Viele Menschen in den Nachbargemeinden von Blatten hätten keine Lust gehabt, mit Kathrin zu sprechen. Ihnen sei der Schock und Schmerz über die unfassbare Katastrophe anzusehen. Doch zwei erklärten sich bereit, ihr ihre Geschichte zu erzählen.
Blatten: Ohnmacht und Hoffnung bei den Menschen vor Ort
Lukas Kalbermatten hat alles verloren. Ihm hat ein Hotel mit 15 Mitarbeitern in Blatten gehört. Und nicht nur das: Viele Jahre war er Gemeindepräsident und hat die Begeisterung für seine Heimat bei Dorfführungen mit den Touristen geteilt. Das alles gehört nun der Vergangenheit an. Lukas Kalbermatten konnte den Gletschersturz mit eigenen Augen beobachten:
Das ganze Gestein, es ist nicht gerutscht, es ist fast nach vorne geflogen. Und dann das Tal hinunter. Und deshalb kamen diese riesigen Explosionen. Mein Auto stand drei Kilometer entfernt. Das ist Abbruch, wir können es nicht mehr benutzen.
Der Hotelier, der jetzt bei seinen Schwiegereltern untergekommen ist, sprach mit Kathrin unglaublich gefasst und reflektiert über die brutale Zerstörung seiner Existenz:
Ich denke, wie die meisten Menschen funktioniert man zu Beginn. Es gibt einige, die in Stockstarre fallen, die anderen funktionieren.

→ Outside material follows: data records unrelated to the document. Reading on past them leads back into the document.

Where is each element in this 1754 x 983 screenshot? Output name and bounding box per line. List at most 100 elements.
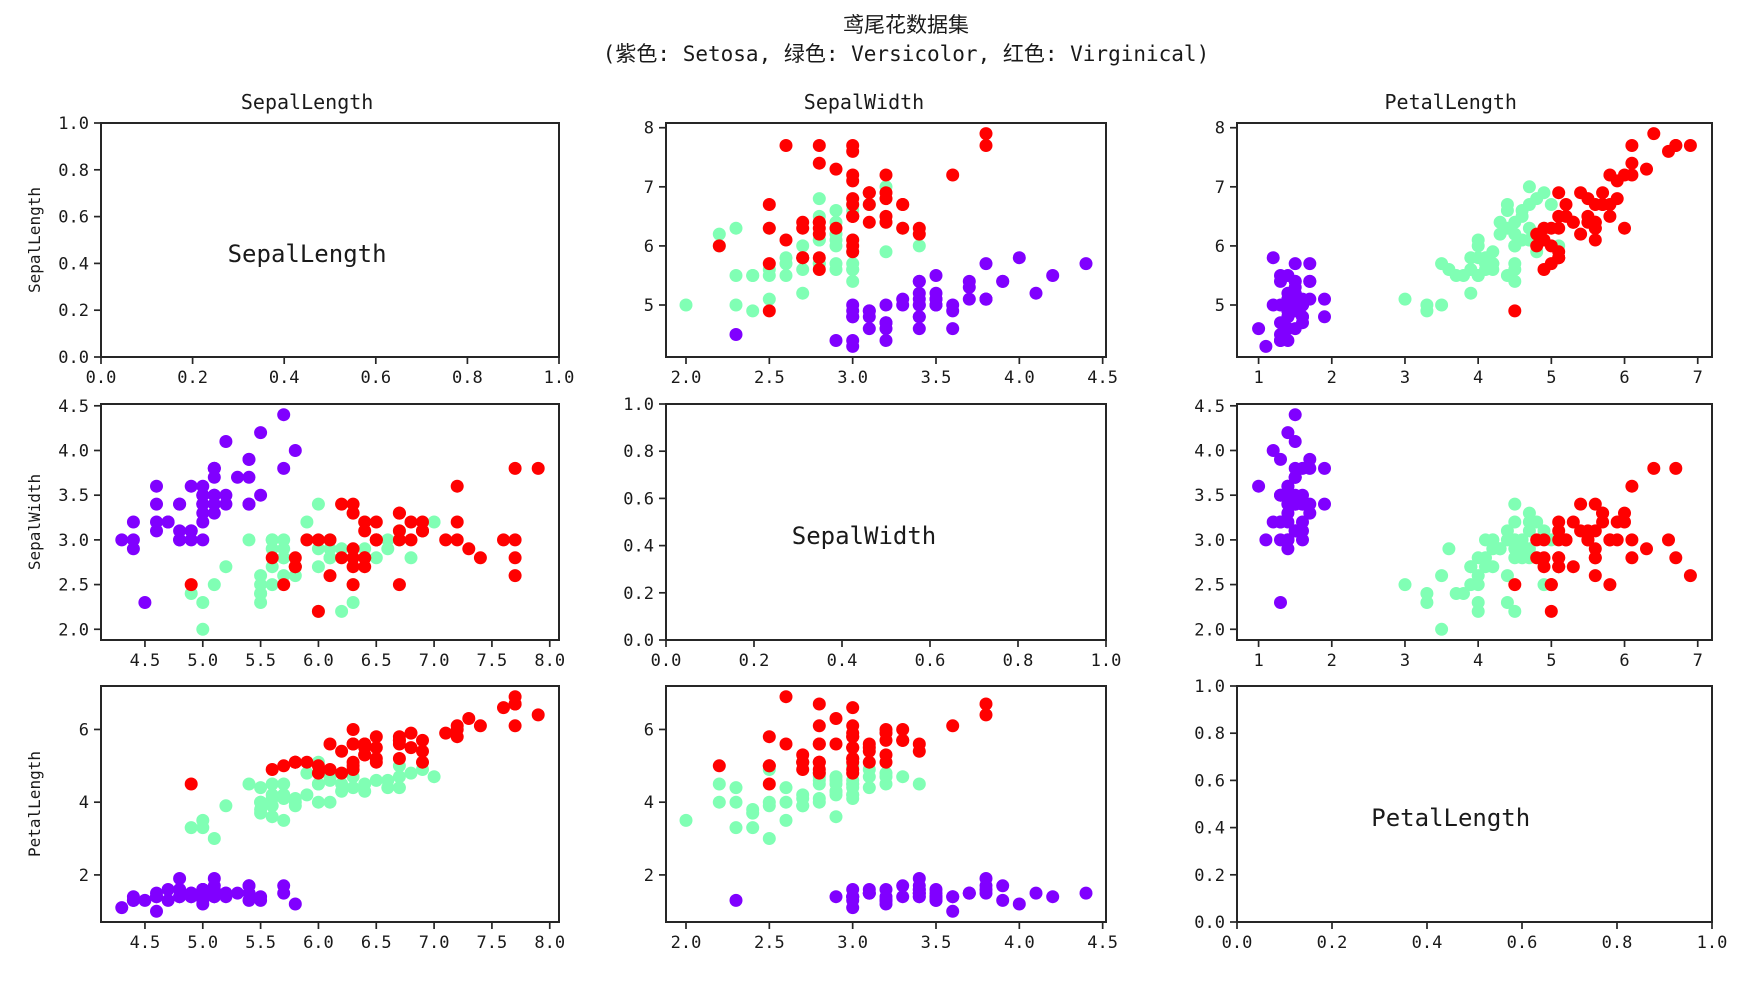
scatter-point <box>1029 886 1043 900</box>
scatter-point <box>392 533 406 547</box>
scatter-point <box>1610 515 1624 529</box>
scatter-point <box>196 596 210 609</box>
scatter-point <box>779 139 793 152</box>
scatter-point <box>846 334 860 347</box>
scatter-point <box>323 795 337 809</box>
x-tick-label: 5.0 <box>187 933 218 953</box>
scatter-point <box>254 426 268 440</box>
scatter-point <box>473 719 487 733</box>
scatter-point <box>1596 198 1610 211</box>
scatter-point <box>1603 168 1617 182</box>
x-tick-label: 6.5 <box>361 651 392 671</box>
x-tick-label: 1.0 <box>1697 933 1728 953</box>
diagonal-feature-label: SepalWidth <box>792 522 937 550</box>
scatter-point <box>184 524 198 538</box>
scatter-point <box>1435 569 1449 583</box>
x-tick-label: 0.8 <box>1602 933 1633 953</box>
scatter-point <box>1281 515 1295 529</box>
scatter-point <box>846 755 860 769</box>
scatter-point <box>1479 257 1492 271</box>
scatter-point <box>1046 890 1060 904</box>
x-tick-label: 6.0 <box>303 933 334 953</box>
scatter-point <box>1552 245 1566 259</box>
scatter-point <box>796 799 810 813</box>
scatter-point <box>219 488 233 502</box>
x-tick-label: 3.5 <box>921 933 952 953</box>
scatter-point <box>277 879 291 893</box>
scatter-point <box>879 890 893 904</box>
scatter-point <box>1530 239 1544 253</box>
scatter-point <box>265 578 279 592</box>
panel-border <box>100 685 560 923</box>
x-tick-label: 2.0 <box>671 368 702 388</box>
scatter-point <box>265 560 279 574</box>
panel-border <box>1236 403 1713 641</box>
scatter-point <box>979 139 993 152</box>
scatter-point <box>173 890 187 904</box>
y-tick-label: 0.2 <box>623 584 654 604</box>
scatter-point <box>1442 542 1456 556</box>
scatter-point <box>346 723 360 736</box>
scatter-point <box>288 560 302 574</box>
scatter-point <box>323 763 337 776</box>
scatter-point <box>1574 186 1588 200</box>
scatter-point <box>862 737 876 751</box>
panel-border <box>100 122 560 358</box>
x-tick-label: 2.0 <box>671 933 702 953</box>
scatter-point <box>1683 139 1697 152</box>
x-tick-label: 3 <box>1400 651 1410 671</box>
scatter-point <box>946 890 960 904</box>
y-tick-label: 0.6 <box>58 208 89 228</box>
x-tick-label: 6 <box>1619 651 1629 671</box>
scatter-point <box>369 730 383 744</box>
scatter-point <box>358 741 372 755</box>
scatter-point <box>1500 269 1514 282</box>
scatter-point <box>1508 542 1522 556</box>
scatter-point <box>288 755 302 769</box>
scatter-point <box>746 821 760 835</box>
scatter-point <box>508 719 522 733</box>
scatter-point <box>946 322 960 336</box>
scatter-point <box>1274 596 1287 609</box>
scatter-point <box>300 766 314 780</box>
scatter-point <box>1552 524 1566 538</box>
scatter-point <box>812 792 826 805</box>
scatter-point <box>231 886 244 900</box>
scatter-point <box>381 781 395 795</box>
scatter-point <box>311 604 325 618</box>
scatter-point <box>879 245 893 259</box>
scatter-point <box>862 198 876 211</box>
scatter-point <box>846 310 860 324</box>
scatter-point <box>404 741 418 755</box>
scatter-point <box>812 719 826 733</box>
scatter-point <box>1559 198 1573 211</box>
scatter-point <box>1552 551 1566 565</box>
scatter-point <box>862 322 876 336</box>
x-tick-label: 0.0 <box>651 651 682 671</box>
scatter-point <box>1288 435 1302 448</box>
scatter-point <box>288 897 302 911</box>
scatter-point <box>1012 251 1026 265</box>
scatter-point <box>829 257 843 271</box>
scatter-point <box>762 795 776 809</box>
scatter-point <box>196 890 210 904</box>
x-tick-label: 6 <box>1619 368 1629 388</box>
scatter-point <box>829 890 843 904</box>
scatter-point <box>829 334 843 347</box>
scatter-point <box>115 533 129 547</box>
column-title: PetalLength <box>1385 90 1517 114</box>
scatter-point <box>207 872 221 885</box>
scatter-point <box>150 890 163 904</box>
scatter-point <box>1464 286 1478 300</box>
scatter-point <box>1566 560 1580 574</box>
scatter-point <box>358 784 372 798</box>
x-tick-label: 0.4 <box>1412 933 1443 953</box>
scatter-point <box>335 542 349 556</box>
scatter-point <box>1588 551 1602 565</box>
x-tick-label: 0.0 <box>1222 933 1253 953</box>
scatter-point <box>254 488 268 502</box>
scatter-point <box>912 239 926 253</box>
scatter-point <box>1508 304 1522 318</box>
scatter-point <box>207 883 221 896</box>
scatter-point <box>358 515 372 529</box>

Bauer Anton Rieder lebt in einem Nachbarort von Blatten. Ein guter Freund von ihm ist die Person, die immer noch als vermisst gilt und die sehr wahrscheinlich nicht mehr am Leben ist. Der Vermisste ist Schafbauer und war zum Zeitpunkt des Gletscherabbruchs im Stall bei seinen Schafen. Dieser lag außerhalb der Evakuierungszone.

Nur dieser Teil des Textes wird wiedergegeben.